In Boise, Idaho I'd eat Cracker Barrel mac and cheese on Susan Holsing, a former European Marble coworker, who bestowed upon me a Cracker Barrel gift card that, if I continued to eat $3 mac and cheese off the kid's menu, would get me from Tampa to Portland.

Today in Sarasota, I met Rog and Ricci for coffee at Starbucks where, thanks to Jason and Jess, I treated us all to iced coffees in the titty-sweltering humidity.

So! This is the last blog. Finito. I did it. I write way too much anyway. I use too many metaphors and too many similes. I abuse similes like a drunk abuses– fuck, see.

I'm listening to the CDs Teisha gave me in Springfield, Missouri. Cubbie will be getting a bath soon. The walls in my bedroom are empty, save for an old drawing and my map of the United States with the thumbtacks in it. I'm debating whether or not to donate my bed to Goodwill as the house I'm moving into in a few weeks is fully furnished. I like my bed. It's a nice bed. Pillow top mattress. But it's a bed. It's stuff. A thing.

I guess what I'm getting at (what I was getting at 1,000 words ago) is thank you. Thank you to everyone who helped me along the way. People are better than stuff, better than places, and I'm ecstatic once and for all to be back in Sarasota with my people.

Thanks for reading.

5 comments:

Unknown said...

"What's there to laugh about? What does your laugh sound like when you're alone in your car, your tent, on the side of a dirt road? It sounds psychotic that's what. Lunatic. Laugh alone sometime without a television on, or a radio station dialed in, or a good book on your lap. Laugh without any of these devices and you're bat shit crazy."

During one of my many visits to the north country - about a 5-6 hour drive to visit the boy, I would come close to insanity from having nothing to laugh at...
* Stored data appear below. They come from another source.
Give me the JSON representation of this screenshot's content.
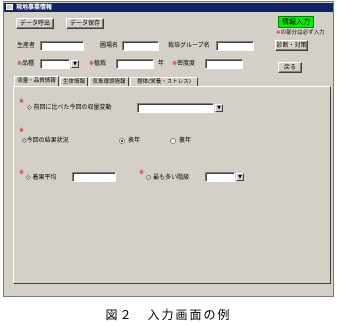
{
  "window": {
    "title": "現地事業情報"
  },
  "toolbar": {
    "data_read_label": "データ呼出",
    "data_save_label": "データ保存"
  },
  "status": {
    "badge": "情報入力",
    "required_mark": "※",
    "required_note": "の部分は必ず入力"
  },
  "header_fields": {
    "row1": [
      {
        "label": "生産者",
        "value": ""
      },
      {
        "label": "圃場名",
        "value": ""
      },
      {
        "label": "栽培グループ名",
        "value": ""
      }
    ],
    "row2": {
      "variety_label": "品種",
      "variety_value": "",
      "planting_label": "植栽",
      "planting_value": "",
      "planting_unit": "年",
      "density_label": "密度度",
      "density_value": ""
    }
  },
  "side_buttons": {
    "diagnose_label": "診断・対策",
    "back_label": "戻る"
  },
  "tabs": [
    {
      "label": "収量・品質情報",
      "active": true
    },
    {
      "label": "生体情報",
      "active": false
    },
    {
      "label": "気象環境情報",
      "active": false
    },
    {
      "label": "樹体(栄養・ストレス)",
      "active": false
    }
  ],
  "panel": {
    "q1": {
      "label": "◇ 前回に比べた今回の収量変動",
      "value": ""
    },
    "q2": {
      "label": "◇今回の結果状況",
      "options": [
        "表年",
        "裏年"
      ],
      "selected": "表年"
    },
    "q3": {
      "label": "◇ 着果平均",
      "value": ""
    },
    "q4": {
      "label": "○ 最も多い階級",
      "value": ""
    }
  },
  "caption": "図２　入力画面の例",
  "icons": {
    "dropdown": "chevron-down-icon",
    "window": "window-icon"
  },
  "colors": {
    "titlebar": "#10246a",
    "badge": "#00ee00",
    "required": "#d00000"
  }
}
These blogs make my day - thank you! :)

Anonymous said...

I saw Blind Pilot last night and they blew my mind. I will give a full account in my next letter. What is your cell number so I can text you at moments like that to share my bliss?? Email me - zal410@hotmail.com. - Lauren

Preggo and Pissed said...

You are one of my favorites.
that is all.

sian said...

Keep on laughing girlfriend. Oregan Coast is one of my fav places to be of all time-fall asleep to the waves crashing!

Delilah + Jack said...

I have not had a chance to read all of the tent dıarıes yet... but ıt looks lıke you had such a fantastıc trıp! I love the beach photo ıt ıs stunnıng. A gırl....a dog companıon and the open road nothıng ıs more sweet.